Strong economic growth; improving labour marketSingapore’s economy expanded by 7.2% during 2021, in sharp contrast from the prior year’s pandemic-induced contraction of 5.4% and the highest growth since 2010, according to the Ministry of Trade and Industry (MTI). The economy grew by an average of 5.3% annually from 2010 to 2018 and slowed sharply to 1.3% in 2019.
- Manufacturing expanded by 12.8%, up from 7.3% in the previous year
- Construction surged 18.7%, a sharp rebound from the 35.9% contraction in 2020
- Services expanded by 5.2%, in contrast to a 6.9% decline in the previous year
Singapore’s fast economic recovery can be partly attributed by the government’s fast rollout of coronavirus vaccines. By end-2021, about 87% of the population were fully-vaccinated.
For 2022, Singapore’s economy is expected to return to its long-term average growth of about 5%.
The labour market is recovering steadily.
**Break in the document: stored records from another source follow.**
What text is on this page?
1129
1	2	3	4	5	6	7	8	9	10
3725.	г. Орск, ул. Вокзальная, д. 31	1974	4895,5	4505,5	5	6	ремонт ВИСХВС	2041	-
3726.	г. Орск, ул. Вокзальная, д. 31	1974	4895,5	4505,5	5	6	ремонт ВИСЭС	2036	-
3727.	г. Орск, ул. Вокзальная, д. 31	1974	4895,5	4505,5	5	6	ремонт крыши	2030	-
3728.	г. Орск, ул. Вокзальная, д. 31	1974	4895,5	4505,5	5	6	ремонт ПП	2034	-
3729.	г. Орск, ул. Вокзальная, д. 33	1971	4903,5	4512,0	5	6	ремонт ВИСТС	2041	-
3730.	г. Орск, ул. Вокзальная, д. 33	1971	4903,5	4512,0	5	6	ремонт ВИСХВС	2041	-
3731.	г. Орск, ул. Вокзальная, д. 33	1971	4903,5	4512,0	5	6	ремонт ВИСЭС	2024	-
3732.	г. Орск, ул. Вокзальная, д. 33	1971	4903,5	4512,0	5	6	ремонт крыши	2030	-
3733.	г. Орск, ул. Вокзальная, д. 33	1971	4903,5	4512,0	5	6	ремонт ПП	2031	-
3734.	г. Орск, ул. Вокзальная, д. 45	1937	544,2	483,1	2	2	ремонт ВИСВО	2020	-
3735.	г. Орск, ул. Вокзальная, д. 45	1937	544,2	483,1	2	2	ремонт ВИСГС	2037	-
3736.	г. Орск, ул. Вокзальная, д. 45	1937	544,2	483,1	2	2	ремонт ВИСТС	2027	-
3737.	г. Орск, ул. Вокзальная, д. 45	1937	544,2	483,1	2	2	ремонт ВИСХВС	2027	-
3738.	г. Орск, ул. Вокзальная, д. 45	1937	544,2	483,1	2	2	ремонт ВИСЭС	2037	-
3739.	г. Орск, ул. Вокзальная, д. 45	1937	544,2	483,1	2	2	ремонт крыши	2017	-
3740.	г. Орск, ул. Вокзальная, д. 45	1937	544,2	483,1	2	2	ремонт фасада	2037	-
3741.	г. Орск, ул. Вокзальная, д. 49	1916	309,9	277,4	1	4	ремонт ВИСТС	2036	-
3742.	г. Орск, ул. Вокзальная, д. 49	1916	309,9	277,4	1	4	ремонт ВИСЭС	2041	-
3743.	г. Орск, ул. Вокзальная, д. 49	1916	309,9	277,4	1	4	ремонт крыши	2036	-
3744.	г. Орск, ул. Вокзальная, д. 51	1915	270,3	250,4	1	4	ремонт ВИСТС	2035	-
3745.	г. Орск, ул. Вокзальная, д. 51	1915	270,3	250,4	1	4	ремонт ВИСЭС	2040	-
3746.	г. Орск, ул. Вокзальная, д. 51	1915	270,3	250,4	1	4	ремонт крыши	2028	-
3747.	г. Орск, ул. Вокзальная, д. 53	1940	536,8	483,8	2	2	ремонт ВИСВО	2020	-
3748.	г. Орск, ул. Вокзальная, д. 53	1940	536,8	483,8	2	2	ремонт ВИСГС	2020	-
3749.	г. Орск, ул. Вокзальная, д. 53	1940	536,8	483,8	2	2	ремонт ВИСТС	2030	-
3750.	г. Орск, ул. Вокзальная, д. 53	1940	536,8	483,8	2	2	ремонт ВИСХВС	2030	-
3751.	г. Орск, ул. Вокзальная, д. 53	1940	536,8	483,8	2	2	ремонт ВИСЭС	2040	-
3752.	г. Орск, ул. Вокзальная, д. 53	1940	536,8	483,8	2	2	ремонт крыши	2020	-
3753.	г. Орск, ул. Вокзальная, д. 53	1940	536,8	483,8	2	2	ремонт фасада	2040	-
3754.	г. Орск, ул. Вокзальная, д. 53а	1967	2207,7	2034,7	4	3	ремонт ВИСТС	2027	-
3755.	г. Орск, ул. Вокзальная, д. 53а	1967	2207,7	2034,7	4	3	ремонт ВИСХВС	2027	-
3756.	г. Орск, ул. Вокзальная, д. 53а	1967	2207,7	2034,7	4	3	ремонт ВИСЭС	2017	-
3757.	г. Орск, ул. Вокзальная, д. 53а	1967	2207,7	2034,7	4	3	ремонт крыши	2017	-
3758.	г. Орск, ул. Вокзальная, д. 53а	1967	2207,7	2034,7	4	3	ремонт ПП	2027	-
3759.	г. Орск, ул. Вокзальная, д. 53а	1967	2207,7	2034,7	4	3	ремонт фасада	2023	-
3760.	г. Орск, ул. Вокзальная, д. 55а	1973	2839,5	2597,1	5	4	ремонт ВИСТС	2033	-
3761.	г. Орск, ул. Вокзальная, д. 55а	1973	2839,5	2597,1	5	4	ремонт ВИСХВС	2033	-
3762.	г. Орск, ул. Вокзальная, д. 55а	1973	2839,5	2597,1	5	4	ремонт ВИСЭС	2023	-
Unemployment fell to 2.5% in November 2021, the lowest since the start of the pandemic, according to the Ministry of Manpower (MOM). Resident unemployment fell to 3.2% while citizen unemployment dipped to 3.5%.
“The increase in group sizes for dining out and the opening of more vaccinated travel lanes have allowed sectors hardest-hit by Covid-19 such as food and beverage services and air transport to begin ramping up capacity again. We expect hiring demand in domestic sectors to pick up with gradual relaxation of community measures,” said Manpower Minister Tan See Leng.
“With the spread of the Omicron variant throughout the world, it is likely that Singapore will see a new wave of cases in the coming weeks. Businesses and workers need to be adaptable and flexible as the Covid-19 situation changes,” Tan See Leng added.
The government introduced the SGUnited Jobs and Skills Package in May 2020 to help workers affected by the pandemic. The program received an additional SG$ 5.4 billion (US$ 4 billion) funds in Budget 2021 to support the hiring of 200,000 locals and provide up to 35,000 training opportunities. As of Q3 2021, more than 146,000 workers have been placed into jobs or training under the program.
Annual inflation accelerated to 3.8% in November 2021, the highest level since February 2013, mainly driven by increases in the cost of food and housing accommodation, according to Statistics Singapore.
Despite the increasing inflationary pressures, the Monetary Authority of Singapore (MAS), the country’s central bank, retained the rate of appreciation of the S$NEER policy band at 0% per year in October 2021 with no change to the width of the policy band, to continuously boost economic activity.
“This policy stance was appropriate as core inflation was projected to rise only gradually from subdued levels and keep below its historical average.”
The average exchange rate in December 2021 was US$ 1 = SG$ 1.3633, a 2.3% depreciation from a year ago.